Law clerk David Giordano contributed to this update.


[1] West Virginia v. Environmental Protection Agency, 597 U.S. ____ (2022).

[2] A separate Davis Polk client update provides further background on the EPA’s Clean Power Plan and the environmental law implications of the decision. See The Supreme Court uses major questions doctrine to limit EPA’s authority to regulate climate change (July 11, 2022).

[3] 42 U.S.C. § 7411(a)(1), (d).

[4] Id. § 7411(d)(1).

[5] 343 U.S. 579, 634-55 (1952) (Jackson, J., concurring).

[6] 529 U.S. 120 (2000).

[7] 546 U.S. 243 (2006).

[8] 573 U.S. 302 (2014).

[9] 141 S.Ct. 2485, 594 U. S. ____ (2021) (per curiam).

[10] 142 S.Ct. 661, 595 U.S. ____ (2022) (per curiam).

[11] 529 U.S. at 160.

[12] Id. at 159.

[13] 546 U.S. at 267.

[14] 573 U.S. 324 (citing Brown & Williamson, 529 U.S. at 159-60).

[15] 141 S.Ct. at 2489.

[16] Id.

[17] 142 S.Ct. at 665.

[18] Id.

[19] Chevron, U.S.A., Inc. v.

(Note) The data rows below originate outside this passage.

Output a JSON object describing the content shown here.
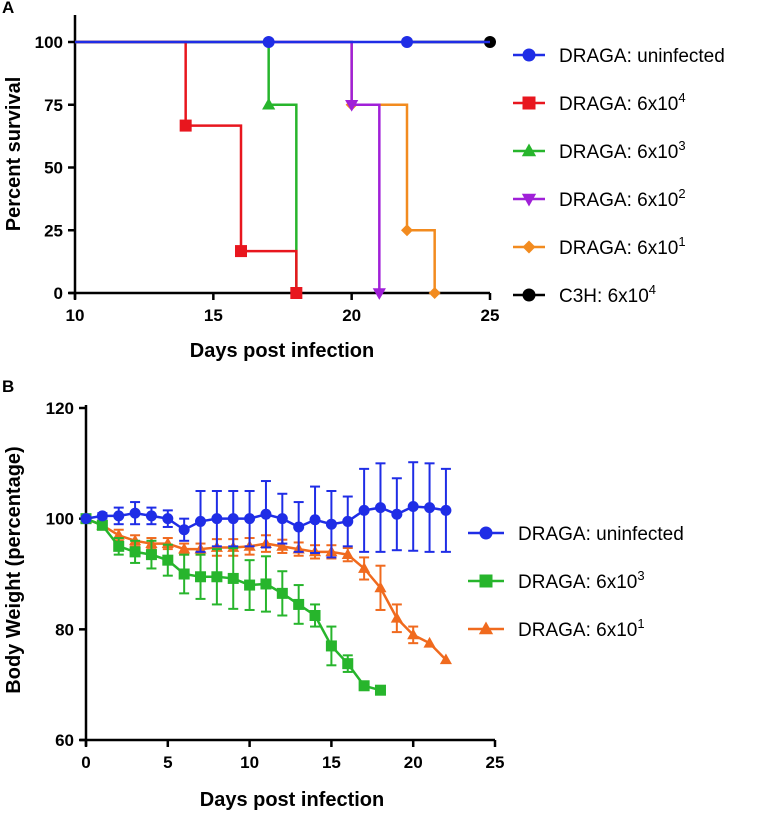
{
  "figure_panels": [
    "A",
    "B"
  ],
  "chart_data": [
    {
      "panel": "A",
      "type": "line",
      "subtype": "kaplan-meier survival",
      "title": "",
      "xlabel": "Days post infection",
      "ylabel": "Percent survival",
      "xlim": [
        10,
        25
      ],
      "ylim": [
        0,
        100
      ],
      "xticks": [
        10,
        15,
        20,
        25
      ],
      "yticks": [
        0,
        25,
        50,
        75,
        100
      ],
      "grid": false,
      "legend_position": "right",
      "series": [
        {
          "name": "DRAGA: uninfected",
          "label_base": "DRAGA: uninfected",
          "sup": "",
          "color": "#1f2de6",
          "marker": "circle",
          "steps": [
            [
              10,
              100
            ],
            [
              25,
              100
            ]
          ],
          "markers": [
            [
              17,
              100
            ],
            [
              22,
              100
            ]
          ]
        },
        {
          "name": "DRAGA: 6x10^4",
          "label_base": "DRAGA: 6x10",
          "sup": "4",
          "color": "#e8161e",
          "marker": "square",
          "steps": [
            [
              10,
              100
            ],
            [
              14,
              100
            ],
            [
              14,
              66.7
            ],
            [
              16,
              66.7
            ],
            [
              16,
              16.7
            ],
            [
              18,
              16.7
            ],
            [
              18,
              0
            ]
          ],
          "markers": [
            [
              14,
              66.7
            ],
            [
              16,
              16.7
            ],
            [
              18,
              0
            ]
          ]
        },
        {
          "name": "DRAGA: 6x10^3",
          "label_base": "DRAGA: 6x10",
          "sup": "3",
          "color": "#27b52c",
          "marker": "triangle-up",
          "steps": [
            [
              10,
              100
            ],
            [
              17,
              100
            ],
            [
              17,
              75
            ],
            [
              18,
              75
            ],
            [
              18,
              0
            ]
          ],
          "markers": [
            [
              17,
              75
            ]
          ]
        },
        {
          "name": "DRAGA: 6x10^2",
          "label_base": "DRAGA: 6x10",
          "sup": "2",
          "color": "#a020d8",
          "marker": "triangle-down",
          "steps": [
            [
              10,
              100
            ],
            [
              20,
              100
            ],
            [
              20,
              75
            ],
            [
              21,
              75
            ],
            [
              21,
              0
            ]
          ],
          "markers": [
            [
              20,
              75
            ],
            [
              21,
              0
            ]
          ]
        },
        {
          "name": "DRAGA: 6x10^1",
          "label_base": "DRAGA: 6x10",
          "sup": "1",
          "color": "#f28b1f",
          "marker": "diamond",
          "steps": [
            [
              10,
              100
            ],
            [
              20,
              100
            ],
            [
              20,
              75
            ],
            [
              22,
              75
            ],
            [
              22,
              25
            ],
            [
              23,
              25
            ],
            [
              23,
              0
            ]
          ],
          "markers": [
            [
              20,
              75
            ],
            [
              22,
              25
            ],
            [
              23,
              0
            ]
          ]
        },
        {
          "name": "C3H: 6x10^4",
          "label_base": "C3H: 6x10",
          "sup": "4",
          "color": "#000000",
          "marker": "circle",
          "steps": [
            [
              22,
              100
            ],
            [
              25,
              100
            ]
          ],
          "markers": [
            [
              25,
              100
            ]
          ]
        }
      ]
    },
    {
      "panel": "B",
      "type": "line",
      "subtype": "mean with error bars",
      "title": "",
      "xlabel": "Days post infection",
      "ylabel": "Body Weight (percentage)",
      "xlim": [
        0,
        25
      ],
      "ylim": [
        60,
        120
      ],
      "xticks": [
        0,
        5,
        10,
        15,
        20,
        25
      ],
      "yticks": [
        60,
        80,
        100,
        120
      ],
      "grid": false,
      "legend_position": "right",
      "series": [
        {
          "name": "DRAGA: uninfected",
          "label_base": "DRAGA: uninfected",
          "sup": "",
          "color": "#1f2de6",
          "marker": "circle",
          "x": [
            0,
            1,
            2,
            3,
            4,
            5,
            6,
            7,
            8,
            9,
            10,
            11,
            12,
            13,
            14,
            15,
            16,
            17,
            18,
            19,
            20,
            21,
            22
          ],
          "y": [
            100,
            100.5,
            100.5,
            101,
            100.5,
            100,
            98,
            99.5,
            100,
            100,
            100,
            100.8,
            100,
            98.5,
            99.8,
            99,
            99.5,
            101.5,
            102,
            100.8,
            102.2,
            102,
            101.5
          ],
          "err": [
            0,
            0.5,
            1.5,
            2,
            1.5,
            1.5,
            2,
            5.5,
            5,
            5,
            5,
            6,
            4.5,
            4.5,
            6,
            6,
            4.5,
            7.5,
            8,
            6.5,
            8,
            8,
            7.5
          ]
        },
        {
          "name": "DRAGA: 6x10^3",
          "label_base": "DRAGA: 6x10",
          "sup": "3",
          "color": "#27b52c",
          "marker": "square",
          "x": [
            0,
            1,
            2,
            3,
            4,
            5,
            6,
            7,
            8,
            9,
            10,
            11,
            12,
            13,
            14,
            15,
            16,
            17,
            18
          ],
          "y": [
            100,
            98.8,
            95,
            94,
            93.5,
            92.5,
            90,
            89.5,
            89.5,
            89.2,
            88,
            88.2,
            86.5,
            84.5,
            82.5,
            77,
            73.8,
            69.8,
            69
          ],
          "err": [
            0,
            0.5,
            1.5,
            2,
            2.5,
            2.8,
            3.5,
            4,
            5,
            5.5,
            4.5,
            5,
            4,
            3.5,
            2,
            3.5,
            1.5,
            0.5,
            0.5
          ]
        },
        {
          "name": "DRAGA: 6x10^1",
          "label_base": "DRAGA: 6x10",
          "sup": "1",
          "color": "#f06a1e",
          "marker": "triangle-up",
          "x": [
            0,
            1,
            2,
            3,
            4,
            5,
            6,
            7,
            8,
            9,
            10,
            11,
            12,
            13,
            14,
            15,
            16,
            17,
            18,
            19,
            20,
            21,
            22
          ],
          "y": [
            100,
            98.8,
            97,
            96,
            95.5,
            95.5,
            94.5,
            94.5,
            94.8,
            94.8,
            95,
            95.5,
            95,
            94.5,
            94,
            94,
            93.5,
            91,
            87.5,
            82,
            79,
            77.5,
            74.5
          ],
          "err": [
            0,
            0.5,
            1,
            1,
            1,
            1,
            1,
            1,
            1.5,
            1.5,
            1.5,
            1.5,
            1.2,
            1.2,
            1.2,
            1.2,
            1.2,
            2,
            4,
            2.5,
            1.5,
            0,
            0
          ]
        }
      ]
    }
  ]
}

Natural Resources Defense Council, 467 U.S. 837, 842-43 (1984) (“When a court reviews an agency’s construction of the statute which it administers, it is confronted with two questions. First, always, is the question whether Congress has directly spoken to the precise question at issue. If the intent of Congress is clear, that is the end of the matter; for the court, as well as the agency, must give effect to the unambiguously expressed intent of Congress. If, however, the court determines Congress has not directly addressed the precise question at issue, the court does not simply impose its own construction on the statute, as would be necessary in the absence of an administrative interpretation. Rather, if the statute is silent or ambiguous with respect to the specific issue, the question for the court is whether the agency’s answer is based on a permissible construction of the statute.”).

[20] Professor William Eskridge, who was cited in the Court’s opinion, slip. op. at 26, cites Professors Merrill and Hickman for the proposition that what they call the Major Questions Canon is a new step zero. William N. Eskridge, Jr., Interpreting Law: A Primer on How to Read Statutes and the Constitution, at 287 (2016).

[21] For our client update on the SEC’s proposal, see SEC proposes climate disclosure regime (Mar. 22, 2022).